Inclusive meetings are meetings where every person gets an opportunity to speak up and share their opinions. This is especially important if you're building a company where people from different backgrounds work together. If your meetings are often dominated by the same voices talking over everyone else, it might be time for you to make some changes.

These changes could include making sure everyone gets a chance to speak up by taking turns or having people raise their hands when they want to talk. You could also try asking open-ended questions that don't require yes or no answers, which will help encourage others to contribute.

If you're the one who's dominating the conversation, try to be more aware of when others might want a chance to talk. You could also use some of your meetings to facilitate discussions rather than just talking at people. That way, everyone has an opportunity to contribute their ideas and opinions.

Inclusive hiring is a practice that ensures candidates from diverse backgrounds are given an equal chance of employment. When hiring, make sure that you're interviewing applicants from different backgrounds and building relationships with organizations like Black Girls CODE or hack the hood.

At all stages, it’s important to make sure that the interviewers themselves reflect your company's values of diversity. 

What is allyship? 

Allyship is the essential work of understanding and eliminating barriers faced by underrepresented groups.

The first step in allyship is humility. You must be willing to acknowledge your own privilege and recognize that it shapes how you interact with others.
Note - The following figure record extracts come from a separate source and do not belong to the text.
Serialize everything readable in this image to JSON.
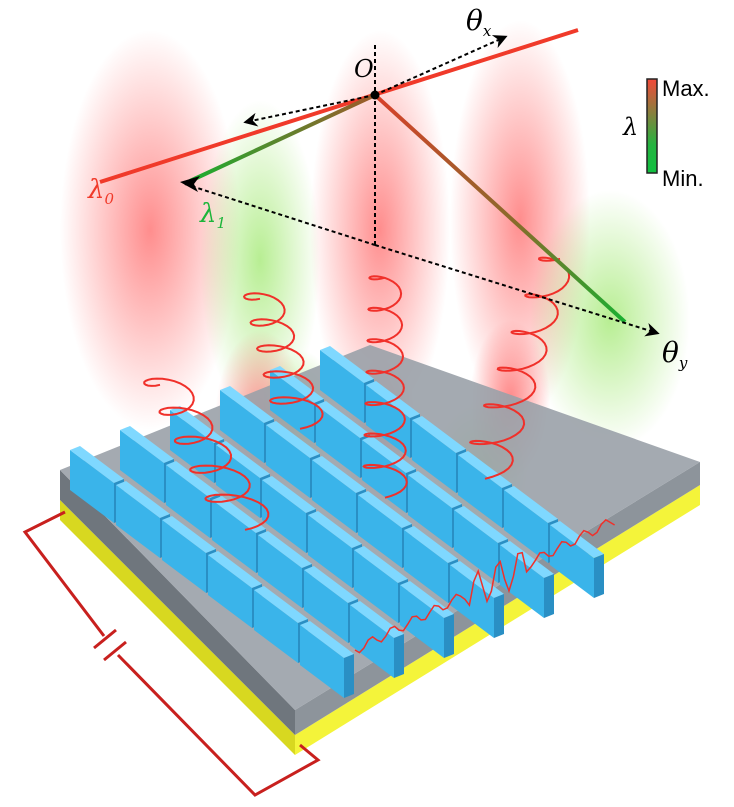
{
  "labels": {
    "origin": "O",
    "theta_x": "θ",
    "theta_x_sub": "x",
    "theta_y": "θ",
    "theta_y_sub": "y",
    "lambda0": "λ",
    "lambda0_sub": "0",
    "lambda1": "λ",
    "lambda1_sub": "1"
  },
  "colorbar": {
    "symbol": "λ",
    "max_label": "Max.",
    "min_label": "Min.",
    "max_color": "#f2493a",
    "min_color": "#14c040"
  },
  "colors": {
    "red_beam": "#f03a2a",
    "green_beam": "#1cb53a",
    "resonator": "#3ab4ea",
    "substrate": "#8a9199",
    "electrode": "#f4f43a",
    "circuit": "#c8201e"
  }
}
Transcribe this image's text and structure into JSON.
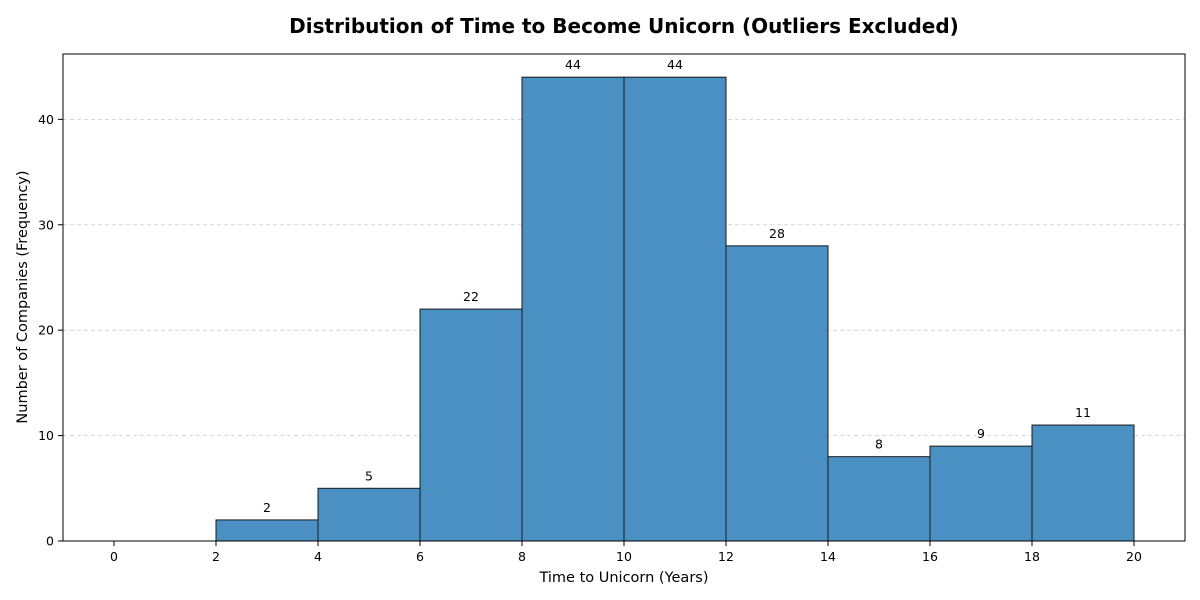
{
  "chart_data": {
    "type": "bar",
    "title": "Distribution of Time to Become Unicorn (Outliers Excluded)",
    "xlabel": "Time to Unicorn (Years)",
    "ylabel": "Number of Companies (Frequency)",
    "bins": [
      {
        "start": 0,
        "end": 2,
        "value": 0
      },
      {
        "start": 2,
        "end": 4,
        "value": 2
      },
      {
        "start": 4,
        "end": 6,
        "value": 5
      },
      {
        "start": 6,
        "end": 8,
        "value": 22
      },
      {
        "start": 8,
        "end": 10,
        "value": 44
      },
      {
        "start": 10,
        "end": 12,
        "value": 44
      },
      {
        "start": 12,
        "end": 14,
        "value": 28
      },
      {
        "start": 14,
        "end": 16,
        "value": 8
      },
      {
        "start": 16,
        "end": 18,
        "value": 9
      },
      {
        "start": 18,
        "end": 20,
        "value": 11
      }
    ],
    "xlim": [
      -1,
      21
    ],
    "ylim": [
      0,
      46.2
    ],
    "xticks": [
      0,
      2,
      4,
      6,
      8,
      10,
      12,
      14,
      16,
      18,
      20
    ],
    "yticks": [
      0,
      10,
      20,
      30,
      40
    ],
    "grid": "y-dashed",
    "bar_color": "#4a90c2",
    "edge_color": "#1a1a1a"
  }
}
Acknowledging that you have a place on the spectrum of privilege allows room for growth as an ally – you won't be so quick to dismiss or minimize things if you understand where they're coming from (or why).

The second step is empathy, which involves imagining what it's like for someone else: understanding their position and perspective, feeling their emotions as if they were your own, putting yourself in their shoes. This can often lead to anger at injustice or frustration with systems of oppression, but even in these instances, there are ways we can stay kind towards those around us while still speaking up about issues that matter to allies!

Of course, these steps aren't easy ones – they require humility and empathy! But being an ally isn't just about doing these two things; it's also about committing yourself to lifelong practice – to working on yourself daily so that over time you become better equipped at helping others too.

One of the most common mistakes people make when they're trying to be an ally is putting the onus on the underrepresented group. This often means centering yourself and your needs in conversations about oppression, instead of listening to what marginalized groups have to say about their experiences. If you're not sure how to be an ally, start by listening. Ask questions and listen carefully; don't tell anyone else how they should feel or what the right way to respond is.

Building an inclusive culture takes time

It's often a multi-year effort, with progress measured in baby steps rather than giant leaps. It also takes patience and persistence. Building an engineering team representative of different backgrounds and experiences can be slow, particularly if you're used to being part of a homogeneous group.

But this is exactly why we must persevere: because building an inclusive culture isn't just about making the right changes – it's also about changing the way we think about ourselves and our colleagues, which takes time and practice to master.

Now go build it

If you’re a manager who wants to build an inclusive engineering team, there are some specific things you can do. Start by thinking about what you want to accomplish. Are you trying to increase diversity or promote inclusivity? Do you wish to make sure that everyone on your team feels welcome, or that they’re able to contribute equally? Perhaps you want to work on and strengthen all of these avenues.

Once you know what kind of culture you want, start with the basics. Take a look at your recruitment strategy and see if there are ways you can make it more inclusive. If you want to promote inclusivity in your current team, start by asking yourself what kind of culture makes people feel most comfortable and then make changes accordingly.